|Davis, C. Todd|
Submitted to: Influenza and Other Respiratory Viruses
Publication Type: Peer Reviewed Journal
Publication Acceptance Date: 8/19/2009
Publication Date: 10/9/2009
Publication URL: http://handle.nal.usda.gov/10113/44609
Citation: Dong, J., Matsuoka, Y., Maines, T.R., Swayne, D.E., O'Neill, E., Davis, C., Van-Hoven, N., Balish, A., Yu, H., Katz, J.M., Klimov, A., Cox, N., Li, D., Wang, Y., Guo, Y., Yang, W., Donis, R.O., Shu, Y. 2009. Development of a new candidate H5N1 avian influenza virus for pre-pandemic vaccination production. Influenza and Other Respiratory Viruses. 3:287-295. Interpretive Summary: H5N1 high pathogenicity (HP) avian influenza (AI) has caused infection in humans. This study developed a vaccine virus by using genes from an HPAI (high pathogenicity avian influenza) virus and the PR8 vaccine strain. Using a ferret model, the vaccine protected against a clade 2.3.4 H5N1 HPAI virus. In addition, the vaccine satisfied agricultural safety requirements for chickens. The vaccine candidate also proved attenuated and safe in ferrets, and therefore merits consideration to establish its safety and immunogenicity in humans as killed vaccine.
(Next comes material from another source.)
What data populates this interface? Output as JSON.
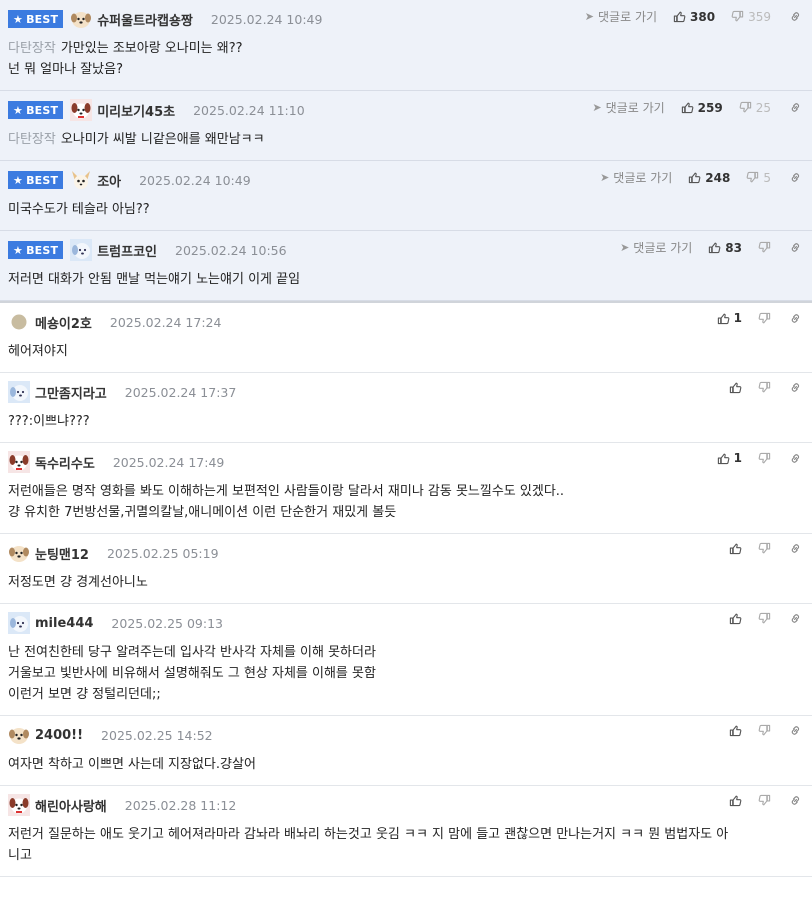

Technical Abstract: BACKGROUND. Highly pathogenic H5N1 avian influenza viruses currently circulating in birds have caused hundreds of human infections, and pose a significant pandemic threat. Vaccines are a major component of the public health sector preparedness for this likely event. The rapid evolution of H5N1 viruses has resulted in the emergence of multiple clades with distinct antigenic characteristics that require clade-specific vaccines. Variant H5N1 viruses termed clade 2.3.4 emerged in 2005 and have caused multiple fatal infections. Vaccine candidates that match the antigenic properties of variant viruses are necessary because inactivated influenza vaccines elicit strain-specific protection. OBJECTIVE. To address the need for a suitable seed for manufacturing a clade 2.3.4 vaccine, we developed a new H5N1 pre-pandemic candidate vaccine by reverse genetics and evaluated its safety and replication in vitro and in vivo. METHODS. A reassortant virus termed Anhui/PR8 was produced by reverse genetics in compliance with World Health Organization (WHO) pandemic vaccine development guidelines and containing 6 genes from A/Puerto Rico/8/34 as well as the NA (neuraminidase) and HA (hemagglutinin) genomic segments from the A/Anhui/01/2005 virus. The multibasic cleavage site of HA was removed to reduce virulence. RESULTS. The reassortant Anhui/PR8 grows well in eggs and is avirulent to chicken and ferrets but retains the antigenicity of the parental A/Anhui/01/2005 virus. CONCLUSION. These results indicate that the Anhui/PR8 reassortant lost a major virulent determinant and it is suitable for its use in vaccine manufacturing and as a reference vaccine virus against the H5N1 clade 2.3.4 viruses circulating in eastern China, Vietnam, Thailand, and Laos.